Imagine for a second that you’re a public school band teacher with 300 students on a dozen different instruments, who range from a concert-level pianist to a tone-deaf plodder who can barely get a toot on the clarinet. You have to somehow reach each student at his or her own level and get them collaborating. Oh, and you have to do it with zero budget for extras and from within a testing-driven school culture where you’re expected to objectively evaluate each kids’ progress. The team’s design-thinking yielded five prompts, asking participants to address collaboration, practice, tracking progress, working with parents, and teaching the technicalities of volume and pitch.
The weekend included all-night coding, visits by local bands, and lots of musical bonding. In addition to Spotify, music intelligence platform the Echo Nest and Peachnote, a search engine for musical scores, served as API Partners, and one of the judges was an SVP at Universal Music.
In the end, the groups came up with over 40 projects.

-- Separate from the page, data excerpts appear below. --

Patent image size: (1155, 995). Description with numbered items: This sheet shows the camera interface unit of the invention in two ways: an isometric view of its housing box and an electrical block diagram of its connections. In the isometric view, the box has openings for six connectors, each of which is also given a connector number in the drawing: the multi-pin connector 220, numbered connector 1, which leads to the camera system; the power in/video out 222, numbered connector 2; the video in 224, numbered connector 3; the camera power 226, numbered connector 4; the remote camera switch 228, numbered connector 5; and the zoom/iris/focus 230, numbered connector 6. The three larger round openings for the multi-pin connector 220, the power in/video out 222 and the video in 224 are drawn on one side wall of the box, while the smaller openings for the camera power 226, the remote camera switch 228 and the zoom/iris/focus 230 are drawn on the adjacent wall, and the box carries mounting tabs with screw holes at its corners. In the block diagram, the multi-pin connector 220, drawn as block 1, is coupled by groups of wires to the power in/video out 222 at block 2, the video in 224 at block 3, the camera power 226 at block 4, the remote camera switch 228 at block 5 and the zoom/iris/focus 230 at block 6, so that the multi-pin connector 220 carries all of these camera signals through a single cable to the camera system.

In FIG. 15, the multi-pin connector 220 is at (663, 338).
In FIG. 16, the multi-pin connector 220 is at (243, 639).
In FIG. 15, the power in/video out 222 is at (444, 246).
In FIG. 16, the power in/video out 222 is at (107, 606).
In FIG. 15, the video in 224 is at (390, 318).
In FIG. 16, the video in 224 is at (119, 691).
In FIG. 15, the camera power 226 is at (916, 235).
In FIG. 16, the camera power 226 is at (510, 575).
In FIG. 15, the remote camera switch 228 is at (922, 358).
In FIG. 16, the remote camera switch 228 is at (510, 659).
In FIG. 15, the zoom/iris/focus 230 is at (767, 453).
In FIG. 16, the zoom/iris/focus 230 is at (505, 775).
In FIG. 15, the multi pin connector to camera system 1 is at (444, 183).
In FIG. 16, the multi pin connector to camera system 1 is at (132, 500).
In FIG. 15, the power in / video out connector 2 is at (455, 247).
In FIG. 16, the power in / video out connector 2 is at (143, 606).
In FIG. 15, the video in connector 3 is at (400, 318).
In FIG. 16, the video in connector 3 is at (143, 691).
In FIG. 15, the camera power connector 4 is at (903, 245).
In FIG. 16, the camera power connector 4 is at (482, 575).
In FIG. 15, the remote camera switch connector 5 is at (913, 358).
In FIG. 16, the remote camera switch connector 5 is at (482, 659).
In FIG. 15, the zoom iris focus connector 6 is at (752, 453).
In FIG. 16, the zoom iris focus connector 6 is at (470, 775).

Prizewinners were Exemplify, an app that lets teachers build lessons around any song by annotating and adding quizzes, which could be useful in social studies or English as well as music class.
The Makey Makey Musical Construction Kit, building on an invention kit created by some folks at the MIT Media Lab with help from Sparkfun., was also a winner. Makey Makey allows teachers and students to, for example, turn household objects into electronic instruments, record and play back individual parts from a choral or ensemble music piece, or explore chord theory.
The third-place winner was Rosetta Tone, which helps students learn a foreign language karaoke-style.
While all the projects had specific classroom purposes, Hodas said that meeting up and having fun was just as important a goal. “The function of arts education is to connect kids to the arts community. And those communities are looking to embrace new people as well, so the bridge-building function makes a lot of sense.”